Devenu en 2023 le plus jeune professeur noir de l'histoire de l'université de Cambridge, Jason Arday a été retrouvé mort vendredi à l'âge de 41 ans.
Jeudi, une université belge a suspendu un universitaire américain à l’origine des accusations de plagiat visant Jason Arday, l’ancien professeur noir de Cambridge retrouvé mort la semaine dernière après avoir démissionné dans le sillage du scandale.
Le chercheur Nathan Cofnas, qui se décrit lui-même comme "race realist" et avait lui-même été licencié de son poste à Cambridge deux ans plus tôt, a écrit sur X : "Je viens d’être suspendu par l’université de Gand. Ils vont presque certainement me renvoyer."
Sans citer Cofnas nommément, l’université de Gand a indiqué dans un communiqué avoir ouvert une "enquête disciplinaire préliminaire" visant un chercheur postdoctoral au cœur de la controverse. Elle a précisé l’avoir suspendu "à titre de mesure de précaution".
Arday, devenu en 2023 le plus jeune professeur noir de l’histoire de Cambridge, a été retrouvé mort vendredi à l’âge de 41 ans.
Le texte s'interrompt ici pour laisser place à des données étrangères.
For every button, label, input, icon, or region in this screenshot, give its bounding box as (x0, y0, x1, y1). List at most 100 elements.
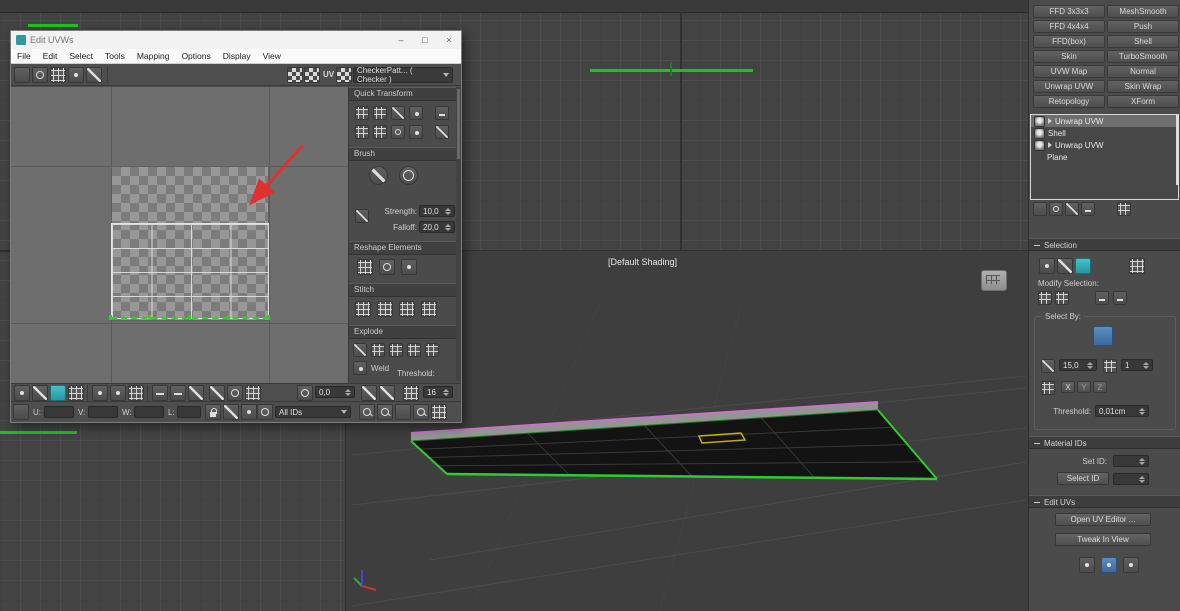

Il faisait alors face à des accusations de plus en plus nombreuses, selon lesquelles il aurait plagié des passages de sa thèse de doctorat et exagéré certains éléments de son parcours personnel.
Diagnostiqué autiste et souffrant d’autres troubles du développement durant son enfance, Arday avait contesté les accusations portées contre lui.
Il avait néanmoins démissionné le 5 août, écrivant dans sa lettre de départ qu’il avait "atteint les limites de ce qu’il est raisonnable d’attendre qu’une personne endure".
Les premiers soupçons de plagiat visant Arday remontaient à plusieurs années, mais n’avaient alors pas donné lieu à des suites. Un journaliste avait notamment abandonné son enquête après que le professeur avait menacé d’engager des poursuites judiciaires.
Le mois dernier, toutefois, Cofnas a affirmé avoir identifié de nombreux cas de plagiat dans les travaux d’Arday. L’affaire a alors pris de l’ampleur, faisant l’objet d’une importante couverture médiatique au Royaume-Uni et aux États-Unis.
Des médias britanniques et des commentateurs de droite se sont emparés de la controverse, affirmant qu’Arday avait indûment bénéficié des politiques de diversité, d’égalité et d’inclusion (DEI).
L’université de Gand a indiqué qu’elle "évaluait" désormais s’il existait suffisamment d’éléments pour engager une procédure disciplinaire complète à l’encontre du chercheur.
Dans un précédent communiqué publié mercredi, l’université s’était dite "choquée" par la mort d’Arday et avait affirmé prendre "très au sérieux" les déclarations publiques de son chercheur concernant l’ancien professeur.
"L’université de Gand défend le respect de la dignité humaine et s’oppose à la discrimination, à la haine et au racisme", indiquait le communiqué signé par la rectrice Petra De Sutter et le vice-recteur Herwig Reynaert.
"Nous attachons une grande importance à la liberté académique et au débat scientifique ouvert, même lorsque les positions sont controversées", ont-ils ajouté.
"Cependant, cette liberté n’est pas illimitée. Elle va de pair avec des responsabilités et peut être restreinte afin de protéger les droits d’autrui."